A Push into Sports Rights Requires Streaming-Specific AdsCase Study
Media companies are pouring billions into live sports rights. But when Coco Gauff is playing in primetime at the US Open, and the screen reads “We’ll be right back,” something’s gone wrong.

Even the most high-profile sports moments are still being underserved on streaming. The root of the problem is that most media companies are applying old-school monetization tactics to a completely different format.
The infrastructure gap
Too often, broadcasters are still selling linear-first ad buys and then piping those ads into streaming with no adjustments. When a brand blocks a DMA or doesn’t have creative for CTV, that impression goes unfilled. No backup plan. No in-stream alternative.
That kind of setup might fly during a rerun of a sitcom. But when you’re dealing with live sports, which are high-attention, high-value, highly monetizable moments, it’s a massive miss. This is how revenue seeps through the cracks. When this happens at scale, it’s a major missed opportunity.
The stakes are higher than ever
ESPN is investing heavily in its new direct-to-consumer app. Fox has it’s major new platform, Fox One.
Tens of millions of impressions are on the line every weekend, no matter what sport is in season. Advertisers want them. Viewers are showing up. But unless you have the infrastructure to properly sell and deliver into streaming environments, you’re leaving value on the table.
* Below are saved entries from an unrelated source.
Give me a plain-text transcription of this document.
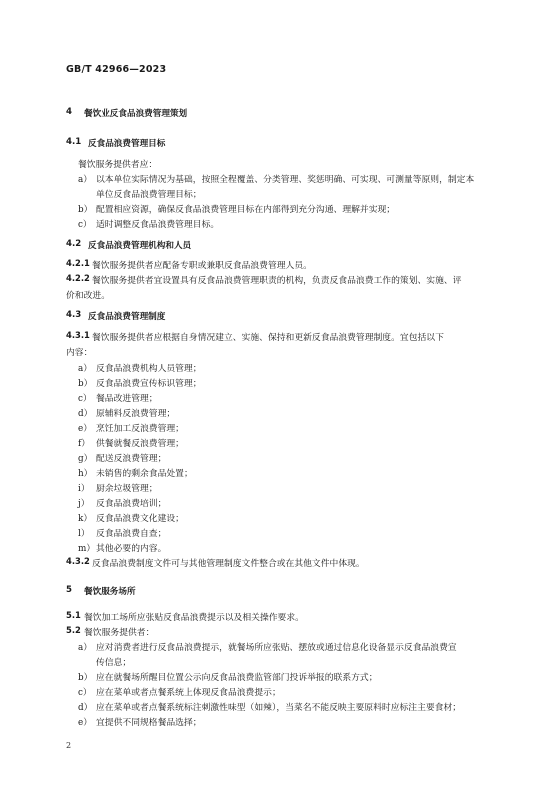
GB/T 42966—2023
4 餐饮业反食品浪费管理策划
4.1 反食品浪费管理目标
餐饮服务提供者应：
a） 以本单位实际情况为基础，按照全程覆盖、分类管理、奖惩明确、可实现、可测量等原则，制定本
单位反食品浪费管理目标；
b） 配置相应资源，确保反食品浪费管理目标在内部得到充分沟通、理解并实现；
c） 适时调整反食品浪费管理目标。
4.2 反食品浪费管理机构和人员
4.2.1 餐饮服务提供者应配备专职或兼职反食品浪费管理人员。
4.2.2 餐饮服务提供者宜设置具有反食品浪费管理职责的机构，负责反食品浪费工作的策划、实施、评
价和改进。
4.3 反食品浪费管理制度
4.3.1 餐饮服务提供者应根据自身情况建立、实施、保持和更新反食品浪费管理制度。宜包括以下
内容：
a） 反食品浪费机构人员管理；
b） 反食品浪费宣传标识管理；
c） 餐品改进管理；
d） 原辅料反浪费管理；
e） 烹饪加工反浪费管理；
f） 供餐就餐反浪费管理；
g） 配送反浪费管理；
h） 未销售的剩余食品处置；
i） 厨余垃圾管理；
j） 反食品浪费培训；
k） 反食品浪费文化建设；
l） 反食品浪费自查；
m） 其他必要的内容。
4.3.2 反食品浪费制度文件可与其他管理制度文件整合或在其他文件中体现。
5 餐饮服务场所
5.1 餐饮加工场所应张贴反食品浪费提示以及相关操作要求。
5.2 餐饮服务提供者：
a） 应对消费者进行反食品浪费提示，就餐场所应张贴、摆放或通过信息化设备显示反食品浪费宣
传信息；
b） 应在就餐场所醒目位置公示向反食品浪费监管部门投诉举报的联系方式；
c） 应在菜单或者点餐系统上体现反食品浪费提示；
d） 应在菜单或者点餐系统标注刺激性味型（如辣），当菜名不能反映主要原料时应标注主要食材；
e） 宜提供不同规格餐品选择；
2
Subscription alone won’t cover the cost of sports rights. And neither will outdated ad models.
What media companies need
We can’t just copy and paste TV tactics onto streaming. We need:
- Dedicated sales models for digital
- Ad formats built for the stream, like Picture-in-Picture, L-Bar, and context-aware overlays
- Server-side ad insertion (SSAI) that ensures delivery even when direct-sold campaigns fall short

This is exactly the infrastructure Transmit is built to provide. We create incremental inventory inside the stream that monetizes high-value moments without interrupting the viewer experience.
The bottom line
Audiences are turning to streaming more than linear to watch live sports for the first time ever. Advertisers want to meet those audiences in high-attention moments. Media companies need to invest in streaming as a long-term strategy.
But if we don’t solve the monetization layer, those big bets won’t pay off.
Streaming is a different game. The sooner we build for it, the better we’ll play.